Excerpted from diary (Fri Sep 5th, 2003):
The morning started off great: a few simple deliveries, flirting with a few hot receptionists, getting a little more buddy-buddy with the other couriers.
Then, at eleven o'clock I had a priority delivery to the 3rd floor at 2 Bloor St. West. I got in the elevator at the same time as two bussinesswomen. I punched "3" but the light didn't come on. The light had come on for the floor that the suit-women had punched, but not for mine. I looked at them, shrugged, and said "broken light, I guess."
Little did I know. The elevator cruised right past the 3rd floor and stopped at 7. The suit-women gave me sort of nervous smiles as they got off the elevator. When the door's closed, I punched "3" again. Nothing happened.
Ever resourceful, I punched in "4" instead, figuring I'd just take the stairs down one level. It let me off at 4 with no complaints. I wandered around for a few seconds until I found an unmarked door that had that "stairs" look to it. I turned the latch and, lo, there were the stairs. The door clicked behind me. In a moment of panic, I spun around and twisted the handle. Sure enough, it had locked behind me. Stoically, I made my way down to the third floor and the door there was not only locked, but boarded over. I went down to the first floor and once again, locked. I pounded on the door, but no-one answered. There was another door, a red one, that said "emergency exit only. alarm will sound."
I debated that route of escape for a few moments, but setting off the fire alarm in a forty-two story office tower in downtown Toronto is not something one should do lightly. I tried to call back to base, but the giant concrete bunker that is 2 Bloor West was interfering with my reception. I ended up running up and down the stairs pounding on doors for about half an hour until finally someone opened a door for me on the twenty-first floor. I went back down to the lobby and asked the security guard what the deal was with the 3rd floor. He said: "there is no third floor."
"What do you mean?" I asked.
"I mean, they're completely re-doing it, it doesn't even have carpeting right now."
"Well then," I asked, "what am I supposed to do with this?"
He looked at the package and said: "Oh, that's mislabeled. That office is on the 33rd floor."

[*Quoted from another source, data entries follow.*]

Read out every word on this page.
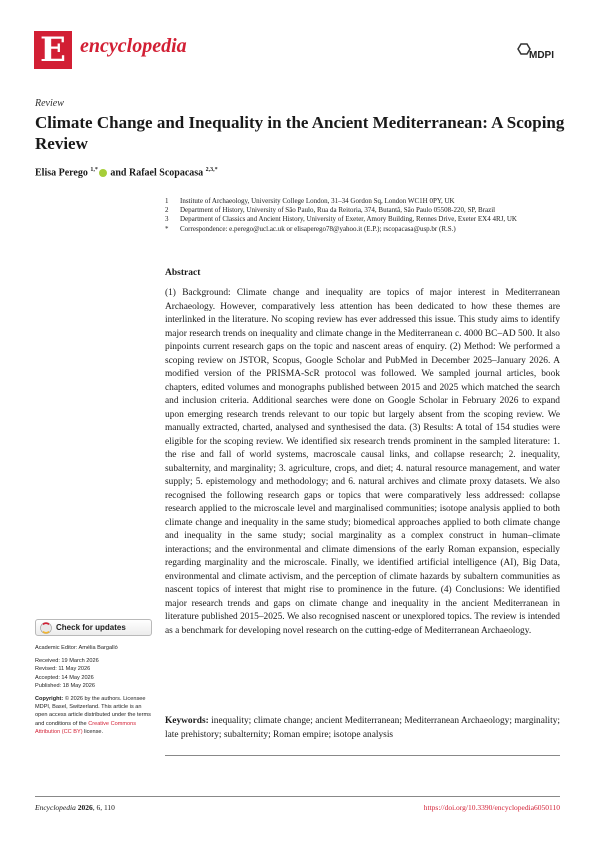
E encyclopedia	MDPI
Review
Climate Change and Inequality in the Ancient Mediterranean: A Scoping Review
Elisa Perego $^{1,*}$ and Rafael Scopacasa $^{2,3,*}$
1	Institute of Archaeology, University College London, 31–34 Gordon Sq, London WC1H 0PY, UK
2	Department of History, University of São Paulo, Rua da Reitoria, 374, Butantã, São Paulo 05508-220, SP, Brazil
3	Department of Classics and Ancient History, University of Exeter, Amory Building, Rennes Drive, Exeter EX4 4RJ, UK
*	Correspondence: e.perego@ucl.ac.uk or elisaperego78@yahoo.it (E.P.); rscopacasa@usp.br (R.S.)
Abstract
(1) Background: Climate change and inequality are topics of major interest in Mediterranean Archaeology. However, comparatively less attention has been dedicated to how these themes are interlinked in the literature. No scoping review has ever addressed this issue. This study aims to identify major research trends on inequality and climate change in the Mediterranean c. 4000 BC–AD 500. It also pinpoints current research gaps on the topic and nascent areas of enquiry. (2) Method: We performed a scoping review on JSTOR, Scopus, Google Scholar and PubMed in December 2025–January 2026. A modified version of the PRISMA-ScR protocol was followed. We sampled journal articles, book chapters, edited volumes and monographs published between 2015 and 2025 which matched the search and inclusion criteria. Additional searches were done on Google Scholar in February 2026 to expand upon emerging research trends relevant to our topic but largely absent from the scoping review. We manually extracted, charted, analysed and synthesised the data. (3) Results: A total of 154 studies were eligible for the scoping review. We identified six research trends prominent in the sampled literature: 1. the rise and fall of world systems, macroscale causal links, and collapse research; 2. inequality, subalternity, and marginality; 3. agriculture, crops, and diet; 4. natural resource management, and water supply; 5. epistemology and methodology; and 6. natural archives and climate proxy datasets. We also recognised the following research gaps or topics that were comparatively less addressed: collapse research applied to the microscale level and marginalised communities; isotope analysis applied to both climate change and inequality in the same study; biomedical approaches applied to both climate change and inequality in the same study; social marginality as a complex construct in human–climate interactions; and the environmental and climate dimensions of the early Roman expansion, especially regarding marginality and the microscale. Finally, we identified artificial intelligence (AI), Big Data, environmental and climate activism, and the perception of climate hazards by subaltern communities as nascent topics of interest that might rise to prominence in the future. (4) Conclusions: We identified major research trends and gaps on climate change and inequality in the ancient Mediterranean in literature published 2015–2025. We also recognised nascent or unexplored topics. The review is intended as a benchmark for developing novel research on the cutting-edge of Mediterranean Archaeology.
Keywords: inequality; climate change; ancient Mediterranean; Mediterranean Archaeology; marginality; late prehistory; subalternity; Roman empire; isotope analysis
Check for updates
Academic Editor: Amélia Bargalló
Received: 19 March 2026
Revised: 11 May 2026
Accepted: 14 May 2026
Published: 18 May 2026
Copyright: © 2026 by the authors. Licensee MDPI, Basel, Switzerland. This article is an open access article distributed under the terms and conditions of the Creative Commons Attribution (CC BY) license.
Encyclopedia 2026, 6, 110	https://doi.org/10.3390/encyclopedia6050110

Um, About that Bullet List
Oh, right. So you want to be a bike courier? You read this whole article looking for a few simple tips to make the transition easier? Well, here they are:
- Have two bikes. You don't want to miss a day or two's work every time something fails on your bike and neither do you want some asshole bike thief to deprive you of the ability to pay your bills with one fell swoop of the bolt cutter. Anyway, no matter how fast your primary bike is, it feels nice to switch it up every now and then.

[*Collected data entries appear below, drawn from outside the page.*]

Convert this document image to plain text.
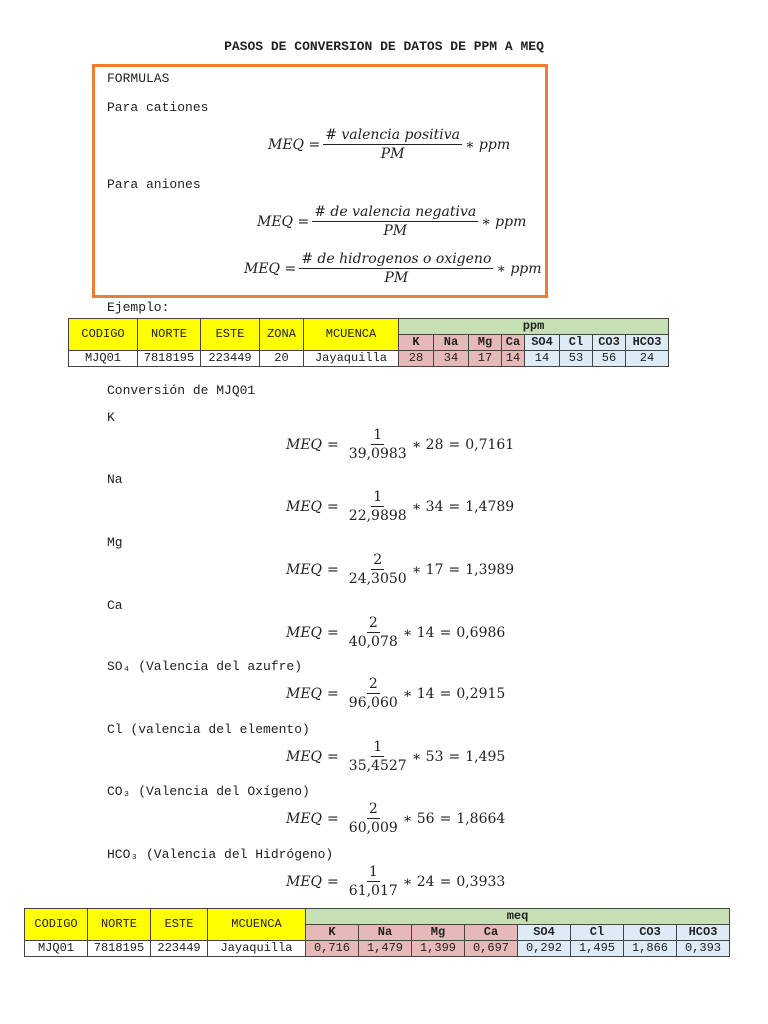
PASOS DE CONVERSION DE DATOS DE PPM A MEQ
FORMULAS
Para cationes
MEQ = $\frac{\text{\# valencia positiva}}{PM}$ ∗ ppm
Para aniones
MEQ = $\frac{\text{\# de valencia negativa}}{PM}$ ∗ ppm
MEQ = $\frac{\text{\# de hidrogenos o oxigeno}}{PM}$ ∗ ppm
Ejemplo:
CODIGO	NORTE	ESTE	ZONA	MCUENCA	ppm							
					K	Na	Mg	Ca	SO4	Cl	CO3	HCO3
MJQ01	7818195	223449	20	Jayaquilla	28	34	17	14	14	53	56	24
Conversión de MJQ01
K
MEQ = $\frac{1}{39,0983}$ ∗
28 = 0,7161
Na
MEQ = $\frac{1}{22,9898}$ ∗
34 = 1,4789
Mg
MEQ = $\frac{2}{24,3050}$ ∗
17 = 1,3989
Ca
MEQ = $\frac{2}{40,078}$ ∗
14 = 0,6986
SO₄ (Valencia del azufre)
MEQ = $\frac{2}{96,060}$ ∗
14 = 0,2915
Cl (valencia del elemento)
MEQ = $\frac{1}{35,4527}$ ∗
53 = 1,495
CO₃ (Valencia del Oxígeno)
MEQ = $\frac{2}{60,009}$ ∗
56 = 1,8664
HCO₃ (Valencia del Hidrógeno)
MEQ = $\frac{1}{61,017}$ ∗
24 = 0,3933
CODIGO	NORTE	ESTE	MCUENCA	meq							
				K	Na	Mg	Ca	SO4	Cl	CO3	HCO3
MJQ01	7818195	223449	Jayaquilla	0,716	1,479	1,399	0,697	0,292	1,495	1,866	0,393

- Buy a map. A good one. No matter how well you think you know the streets, you will be referencing it a lot. So don't buy a folding one, buy one that's bound like a book. Ideally, a water-proof one at that.
- Put some money away from the big paycheques so it doesn't hurt as much when you get the small ones.
- You will fall. Wear a helmet and then don't stress about it.
- That said: First learn to ride safe, then learn to ride fast.
- Capacity is more important in a bag than style.
- Don't bother packing a lunch the week of hallowe'en. Every secretary's desk will have a bowl of free candy on it.
- And finally: Be best friends with the dispatcher.
---
Notes:
- What is perhaps even more surprising though is that, even though still a good ten pounds above what my doctor claims to be my ideal weight, I never lost another pound. I guess some people are just biologically destined to a slight roundness of tummy, no matter how much exercise they get.
- These observations are based on the Canadian system. I have no idea how the American equivalents of EI or Worker's Comp function.